An Unlikely Political Pair Take on Maternal Health in Oklahoma
March 30, 2023
Trust and relationship building are often components of effective governance. Representative Ajay Pittman(D-OK) and Senator John Michael Montgomery (R-OK), are two young legislators in Oklahoma whose legislative success puts this in practice. The two lawmakers recently decided to ally on HB2730, a law targeting maternal and infant mortality. Despite being in opposite political parties, the two ended up being the perfect pair for advancing this piece of legislation in their state.
In a joint interview with both Representative Pittman and Senator Montgomery, Pittman shared that their relationship began through their time in the Oklahoma State Future Caucus: “MAP gave us a space to [talk about HB2730]… At first, it was just the four co-chairs [of the caucus] hanging out, having dinner, getting a drink — you know — being young people.”

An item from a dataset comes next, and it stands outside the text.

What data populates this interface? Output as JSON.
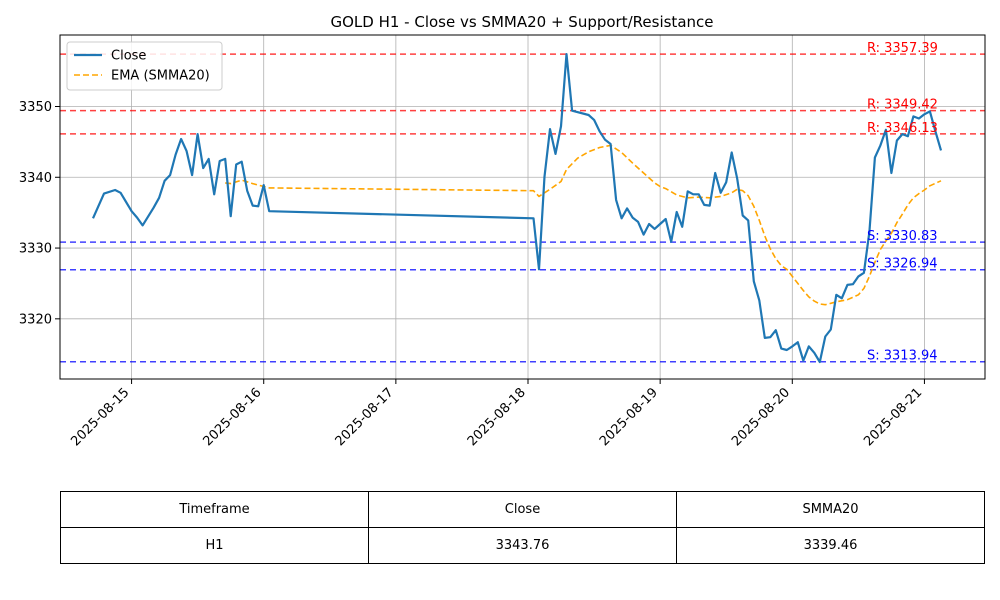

Pittman and Montgomery shared that they had an ‘aha-moment’ when they were sharing what policy priorities are highest for them — what Pittman refers to as their “pillars.” When sharing, they both realized that health policy is a major concern to each of them. In retrospect, the legislators seemed to agree that this relationship building and the development of common interests laid the foundation for future partnerships that could transcend partisan divides.
A foundation of trust, common interest, and shared goals was set. What was going to be built on it later? Groundbreaking legislation to improve the health outcomes of women of color and newborn babies. Pittman was working on maternal health issues and authored HB2730. When it came across Montgomery’s desk in the Senate, he knew that he wanted to get involved. “I knew the stats in Oklahoma. I’d heard them before, but it hit home at some point. And I was super proud when Ajay … actually had legislation on the issue.”
Montgomery viewed Pittman’s legislation as something that spoke directly to his values as a conservative, noting that his support for the legislation was directly consistent with other policy priorities. In the interview, Montgomery spent a significant amount of time explaining that he was just happy to be able to support Pittman, “[I didn’t] have to be the loudest voice in the room … [I wanted to add and support] to the mission that Ajay in particular was bringing.”
A politician declaring that they don’t need to be the loudest voice in the room might feel like a quarterback deciding that they don’t need to throw a football to win a game. The average American thinks that the lack of government leadership in our country is our #1 problem. But, maybe our perception of our legislators is wrong. Congress is passing bipartisan legislation left and right and some state legislatures have 95% of all legislation passing with bipartisan support. Politicians are working together, even if that’s not the leading story.
In their joint interview, Pittman noted that Montgomery’s support was unique and meaningful, “it is amazing to have an ally … And it’s an unlikely ally, if you think about the makeup of the Oklahoma legislature. But he’s a great partner, great advocate. I wouldn’t have it any other way.” There’s a world where these two young legislators never went to dinner together, never got a drink with one another, and never took the time to learn about each other. A world where they didn’t get outside of their bubbles. It’s a world where women and babies in Oklahoma are less safe. It’s a world of fewer possibilities for progress. We have a lot to learn from Pittman and Montgomery, but for now let’s celebrate their success for what it is: a job well done.